Hershell West

Personal information
- Born: July 8, 1940 Rayville, Louisiana, U.S.
- Died: January 28, 2023 (aged 82) Rayville, Louisiana, U.S.
- Listed height: 6 ft 2 in (1.88 m)
- Listed weight: 190 lb (86 kg)

Career information
- High school: Eula D. Britton (Rayville, Louisiana)
- College: Grambling State (1959–1963)
- NBA draft: 1963: 2nd round, 15th overall pick
- Drafted by: Syracuse Nationals
- Position: Guard

Career highlights
- NAIA champion (1961); 2× First-team All-SWAC (1962, 1963);
- Stats at Basketball Reference

= Hershell West =

American basketball player

Hershell West (July 8, 1940 – January 28, 2023) was an American basketball player and coach. He played basketball at Eula D. Britton in his hometown of Rayville, Louisiana and won the Louisiana State AA Championship in 1959. Grambling State Tigers men's basketball head coach Fred Hobdy offered West and the four other Britton starters athletic scholarships to Grambling State after watching them play.
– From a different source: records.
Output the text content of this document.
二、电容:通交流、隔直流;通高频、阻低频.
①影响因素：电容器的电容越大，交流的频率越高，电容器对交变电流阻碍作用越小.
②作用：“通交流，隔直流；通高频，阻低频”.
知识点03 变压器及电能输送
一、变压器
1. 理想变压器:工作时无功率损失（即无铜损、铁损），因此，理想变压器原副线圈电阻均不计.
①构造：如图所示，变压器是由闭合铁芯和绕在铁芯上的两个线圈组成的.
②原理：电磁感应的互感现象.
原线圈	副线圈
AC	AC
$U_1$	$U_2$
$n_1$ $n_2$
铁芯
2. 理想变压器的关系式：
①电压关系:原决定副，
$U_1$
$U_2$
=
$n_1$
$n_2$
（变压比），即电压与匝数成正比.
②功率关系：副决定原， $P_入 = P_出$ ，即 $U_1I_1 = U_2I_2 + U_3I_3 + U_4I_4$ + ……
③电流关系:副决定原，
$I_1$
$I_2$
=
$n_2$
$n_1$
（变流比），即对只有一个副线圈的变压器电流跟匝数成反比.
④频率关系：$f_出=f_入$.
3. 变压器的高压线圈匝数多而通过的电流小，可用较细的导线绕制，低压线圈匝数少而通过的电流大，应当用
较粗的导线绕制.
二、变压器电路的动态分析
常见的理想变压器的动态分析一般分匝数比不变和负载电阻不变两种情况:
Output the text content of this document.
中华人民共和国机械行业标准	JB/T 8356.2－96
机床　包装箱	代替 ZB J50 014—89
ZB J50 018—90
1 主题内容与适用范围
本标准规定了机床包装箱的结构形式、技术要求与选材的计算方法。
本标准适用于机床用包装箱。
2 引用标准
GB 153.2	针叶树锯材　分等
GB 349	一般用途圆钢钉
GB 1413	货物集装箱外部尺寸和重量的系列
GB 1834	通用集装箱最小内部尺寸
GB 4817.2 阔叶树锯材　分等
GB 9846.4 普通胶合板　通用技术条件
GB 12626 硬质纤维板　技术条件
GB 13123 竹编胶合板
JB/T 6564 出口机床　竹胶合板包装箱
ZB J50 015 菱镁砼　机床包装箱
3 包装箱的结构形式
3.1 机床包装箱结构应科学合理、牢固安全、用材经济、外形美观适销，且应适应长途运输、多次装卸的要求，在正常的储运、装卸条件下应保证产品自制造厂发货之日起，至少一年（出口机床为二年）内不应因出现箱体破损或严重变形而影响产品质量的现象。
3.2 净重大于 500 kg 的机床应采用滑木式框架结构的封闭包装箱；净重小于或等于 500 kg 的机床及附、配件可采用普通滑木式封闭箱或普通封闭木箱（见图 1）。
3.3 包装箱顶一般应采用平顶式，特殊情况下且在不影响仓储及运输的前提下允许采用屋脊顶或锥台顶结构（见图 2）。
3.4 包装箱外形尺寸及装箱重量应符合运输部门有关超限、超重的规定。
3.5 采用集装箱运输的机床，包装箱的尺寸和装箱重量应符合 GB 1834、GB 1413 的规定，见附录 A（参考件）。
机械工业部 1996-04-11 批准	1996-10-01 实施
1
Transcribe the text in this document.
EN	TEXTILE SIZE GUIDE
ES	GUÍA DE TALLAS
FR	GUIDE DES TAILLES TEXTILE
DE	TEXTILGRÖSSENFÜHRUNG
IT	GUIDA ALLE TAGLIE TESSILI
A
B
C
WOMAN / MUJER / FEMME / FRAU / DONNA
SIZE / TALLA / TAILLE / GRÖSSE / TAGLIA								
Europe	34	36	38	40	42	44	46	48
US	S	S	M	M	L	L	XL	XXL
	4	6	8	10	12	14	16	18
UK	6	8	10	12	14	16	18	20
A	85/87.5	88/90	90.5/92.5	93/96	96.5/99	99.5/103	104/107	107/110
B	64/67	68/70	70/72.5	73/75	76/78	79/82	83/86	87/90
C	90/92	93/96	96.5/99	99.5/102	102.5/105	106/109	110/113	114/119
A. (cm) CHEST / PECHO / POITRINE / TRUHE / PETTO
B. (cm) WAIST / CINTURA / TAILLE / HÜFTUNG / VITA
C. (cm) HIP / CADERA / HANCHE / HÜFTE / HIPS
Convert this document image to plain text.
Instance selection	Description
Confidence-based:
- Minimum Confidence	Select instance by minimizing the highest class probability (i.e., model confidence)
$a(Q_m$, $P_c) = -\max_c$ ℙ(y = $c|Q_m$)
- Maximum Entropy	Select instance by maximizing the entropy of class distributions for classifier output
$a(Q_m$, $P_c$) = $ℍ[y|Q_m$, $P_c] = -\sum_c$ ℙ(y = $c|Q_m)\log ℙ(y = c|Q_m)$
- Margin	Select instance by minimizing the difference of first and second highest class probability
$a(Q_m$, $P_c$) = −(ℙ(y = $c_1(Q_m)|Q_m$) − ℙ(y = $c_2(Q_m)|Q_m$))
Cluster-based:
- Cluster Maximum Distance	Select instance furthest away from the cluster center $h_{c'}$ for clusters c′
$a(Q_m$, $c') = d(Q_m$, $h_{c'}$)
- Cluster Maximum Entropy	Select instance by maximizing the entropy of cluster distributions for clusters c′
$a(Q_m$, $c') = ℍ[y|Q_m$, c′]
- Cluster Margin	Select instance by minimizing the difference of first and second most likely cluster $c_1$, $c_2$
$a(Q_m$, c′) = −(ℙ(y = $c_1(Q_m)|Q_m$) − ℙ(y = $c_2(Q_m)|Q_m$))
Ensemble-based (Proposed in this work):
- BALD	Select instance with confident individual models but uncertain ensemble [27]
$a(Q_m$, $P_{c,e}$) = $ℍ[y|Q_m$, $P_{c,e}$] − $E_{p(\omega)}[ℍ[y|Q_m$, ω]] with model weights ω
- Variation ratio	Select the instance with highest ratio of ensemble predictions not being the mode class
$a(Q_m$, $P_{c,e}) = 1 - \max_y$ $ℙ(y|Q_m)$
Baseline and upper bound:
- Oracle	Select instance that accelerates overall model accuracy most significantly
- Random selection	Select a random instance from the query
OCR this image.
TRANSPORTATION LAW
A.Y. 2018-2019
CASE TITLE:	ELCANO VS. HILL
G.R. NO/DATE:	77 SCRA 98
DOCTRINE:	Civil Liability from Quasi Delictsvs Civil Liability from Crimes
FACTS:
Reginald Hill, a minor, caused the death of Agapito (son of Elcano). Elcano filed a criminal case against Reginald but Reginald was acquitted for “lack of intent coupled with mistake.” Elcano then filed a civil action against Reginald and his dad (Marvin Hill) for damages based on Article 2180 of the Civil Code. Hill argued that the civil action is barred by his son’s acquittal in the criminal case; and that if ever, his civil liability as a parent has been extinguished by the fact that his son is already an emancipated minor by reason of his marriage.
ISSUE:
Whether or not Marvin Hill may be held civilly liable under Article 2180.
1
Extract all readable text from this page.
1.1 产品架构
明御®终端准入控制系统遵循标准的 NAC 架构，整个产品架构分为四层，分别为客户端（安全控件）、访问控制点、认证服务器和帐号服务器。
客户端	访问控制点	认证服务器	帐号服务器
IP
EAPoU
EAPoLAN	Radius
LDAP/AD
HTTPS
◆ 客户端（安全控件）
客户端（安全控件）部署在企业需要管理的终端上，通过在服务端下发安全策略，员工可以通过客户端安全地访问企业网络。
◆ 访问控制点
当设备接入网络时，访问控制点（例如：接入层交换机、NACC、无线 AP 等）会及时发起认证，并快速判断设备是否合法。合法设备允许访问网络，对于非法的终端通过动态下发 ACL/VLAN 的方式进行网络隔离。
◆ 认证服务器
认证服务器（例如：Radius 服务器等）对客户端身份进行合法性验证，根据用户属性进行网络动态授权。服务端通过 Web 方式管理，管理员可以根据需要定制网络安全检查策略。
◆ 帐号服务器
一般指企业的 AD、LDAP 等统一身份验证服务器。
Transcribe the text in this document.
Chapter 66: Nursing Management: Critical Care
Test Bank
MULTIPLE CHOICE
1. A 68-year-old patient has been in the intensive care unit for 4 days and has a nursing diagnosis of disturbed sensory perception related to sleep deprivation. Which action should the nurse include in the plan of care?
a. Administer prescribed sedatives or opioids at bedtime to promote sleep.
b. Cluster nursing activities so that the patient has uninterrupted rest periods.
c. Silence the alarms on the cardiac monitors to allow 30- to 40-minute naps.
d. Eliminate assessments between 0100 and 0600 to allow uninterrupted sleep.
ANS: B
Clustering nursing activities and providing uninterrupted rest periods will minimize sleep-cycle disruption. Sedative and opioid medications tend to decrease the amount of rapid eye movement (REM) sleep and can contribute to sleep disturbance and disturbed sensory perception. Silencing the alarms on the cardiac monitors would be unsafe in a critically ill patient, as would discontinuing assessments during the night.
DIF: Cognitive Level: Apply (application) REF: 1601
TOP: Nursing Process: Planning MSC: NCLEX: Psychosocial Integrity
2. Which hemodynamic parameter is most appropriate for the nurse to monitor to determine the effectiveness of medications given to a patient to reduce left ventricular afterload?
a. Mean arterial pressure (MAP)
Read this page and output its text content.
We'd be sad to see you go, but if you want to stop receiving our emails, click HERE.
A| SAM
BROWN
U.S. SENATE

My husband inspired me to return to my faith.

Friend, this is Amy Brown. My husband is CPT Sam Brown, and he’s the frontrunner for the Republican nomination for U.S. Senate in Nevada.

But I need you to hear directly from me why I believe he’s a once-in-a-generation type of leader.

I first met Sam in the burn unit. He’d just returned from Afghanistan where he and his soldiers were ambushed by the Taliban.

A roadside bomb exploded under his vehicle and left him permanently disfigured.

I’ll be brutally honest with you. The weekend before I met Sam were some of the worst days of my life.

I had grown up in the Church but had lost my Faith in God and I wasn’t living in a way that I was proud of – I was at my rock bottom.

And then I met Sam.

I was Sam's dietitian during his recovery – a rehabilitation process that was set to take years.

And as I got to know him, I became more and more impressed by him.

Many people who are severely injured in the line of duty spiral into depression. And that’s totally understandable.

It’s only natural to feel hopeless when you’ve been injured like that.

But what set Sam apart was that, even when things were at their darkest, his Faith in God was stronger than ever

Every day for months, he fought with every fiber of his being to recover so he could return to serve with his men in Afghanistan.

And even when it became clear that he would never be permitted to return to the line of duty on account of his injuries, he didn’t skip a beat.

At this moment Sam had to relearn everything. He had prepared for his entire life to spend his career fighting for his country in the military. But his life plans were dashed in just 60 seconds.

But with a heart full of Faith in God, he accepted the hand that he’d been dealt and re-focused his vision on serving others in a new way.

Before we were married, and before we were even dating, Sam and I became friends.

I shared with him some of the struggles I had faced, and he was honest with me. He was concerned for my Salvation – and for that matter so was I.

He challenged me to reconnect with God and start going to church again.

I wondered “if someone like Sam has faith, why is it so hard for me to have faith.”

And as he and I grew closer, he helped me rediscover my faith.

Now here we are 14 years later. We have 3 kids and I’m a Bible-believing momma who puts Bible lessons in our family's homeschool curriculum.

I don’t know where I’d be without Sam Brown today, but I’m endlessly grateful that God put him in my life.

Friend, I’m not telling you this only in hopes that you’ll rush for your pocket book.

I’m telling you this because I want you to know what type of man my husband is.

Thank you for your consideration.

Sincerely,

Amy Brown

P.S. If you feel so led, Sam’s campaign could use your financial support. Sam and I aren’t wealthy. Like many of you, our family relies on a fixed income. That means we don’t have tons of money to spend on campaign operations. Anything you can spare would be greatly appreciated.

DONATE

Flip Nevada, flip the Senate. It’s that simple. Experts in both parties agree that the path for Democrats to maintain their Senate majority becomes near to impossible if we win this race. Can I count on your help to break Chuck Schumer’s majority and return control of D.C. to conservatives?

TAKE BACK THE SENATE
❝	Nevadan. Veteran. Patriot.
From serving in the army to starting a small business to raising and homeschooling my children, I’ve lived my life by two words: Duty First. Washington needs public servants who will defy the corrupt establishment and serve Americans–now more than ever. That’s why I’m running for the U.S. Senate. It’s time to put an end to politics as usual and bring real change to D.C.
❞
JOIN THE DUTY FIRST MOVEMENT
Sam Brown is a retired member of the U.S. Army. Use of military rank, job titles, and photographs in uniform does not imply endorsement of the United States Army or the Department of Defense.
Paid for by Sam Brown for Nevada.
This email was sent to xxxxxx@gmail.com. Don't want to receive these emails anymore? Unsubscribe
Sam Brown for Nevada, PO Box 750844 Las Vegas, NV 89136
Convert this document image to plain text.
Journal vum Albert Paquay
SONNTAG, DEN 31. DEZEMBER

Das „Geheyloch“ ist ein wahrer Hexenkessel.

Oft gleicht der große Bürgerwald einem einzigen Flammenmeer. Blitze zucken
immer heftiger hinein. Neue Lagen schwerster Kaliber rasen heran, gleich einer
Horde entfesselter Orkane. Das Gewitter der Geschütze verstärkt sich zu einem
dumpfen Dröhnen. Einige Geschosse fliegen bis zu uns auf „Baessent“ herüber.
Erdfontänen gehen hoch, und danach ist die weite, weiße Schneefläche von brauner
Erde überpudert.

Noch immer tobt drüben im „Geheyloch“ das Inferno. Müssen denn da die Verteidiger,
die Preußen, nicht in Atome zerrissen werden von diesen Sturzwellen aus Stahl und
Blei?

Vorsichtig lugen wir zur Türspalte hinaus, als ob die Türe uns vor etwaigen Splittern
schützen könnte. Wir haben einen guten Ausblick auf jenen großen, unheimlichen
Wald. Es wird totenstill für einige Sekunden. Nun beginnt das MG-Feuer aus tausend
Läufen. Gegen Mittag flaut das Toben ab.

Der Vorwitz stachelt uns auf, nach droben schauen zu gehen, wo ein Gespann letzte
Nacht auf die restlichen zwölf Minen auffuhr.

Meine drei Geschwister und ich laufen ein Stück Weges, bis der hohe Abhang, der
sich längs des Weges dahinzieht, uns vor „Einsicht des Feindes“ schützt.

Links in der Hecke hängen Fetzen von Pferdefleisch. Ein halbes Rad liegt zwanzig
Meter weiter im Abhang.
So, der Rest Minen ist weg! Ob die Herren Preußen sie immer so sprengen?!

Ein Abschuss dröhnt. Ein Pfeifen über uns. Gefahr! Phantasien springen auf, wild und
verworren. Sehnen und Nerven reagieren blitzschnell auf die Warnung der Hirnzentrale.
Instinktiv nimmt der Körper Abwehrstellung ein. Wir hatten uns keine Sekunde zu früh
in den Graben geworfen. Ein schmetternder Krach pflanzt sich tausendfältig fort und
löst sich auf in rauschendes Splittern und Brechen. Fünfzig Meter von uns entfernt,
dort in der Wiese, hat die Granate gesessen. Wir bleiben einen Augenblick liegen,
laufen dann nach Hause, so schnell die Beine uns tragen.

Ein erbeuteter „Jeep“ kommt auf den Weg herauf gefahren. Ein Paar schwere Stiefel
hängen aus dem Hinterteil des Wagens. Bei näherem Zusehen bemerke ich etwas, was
West played college basketball for the Tigers for four years, where he won a National Association of Intercollegiate Athletics (NAIA) championship in 1961 and was a two-time first-team All-Southwestern Athletic Conference (SWAC) selection in 1962 and 1963. In 1962, he and six other Tigers players participated in a goodwill tour of Latin America.

West was selected in the 1963 NBA draft as the 15th overall pick by the Syracuse Nationals but he never played in the National Basketball Association (NBA). He became a basketball coach for Richwood High School in Louisiana, where he served as a mentor to future NBA player Larry Wright. West helped Wright transfer to the larger Western High School in Washington, D.C., where he became a highly recruited prospect. Wright honored West by turning down other collegiate offers to attend Grambling State and play for the Tigers.

West was an inaugural member of the Grambling Legends Sports Hall of Fame in 2009.

West died on January 28, 2023, in Rayville, Louisiana, after a short illness.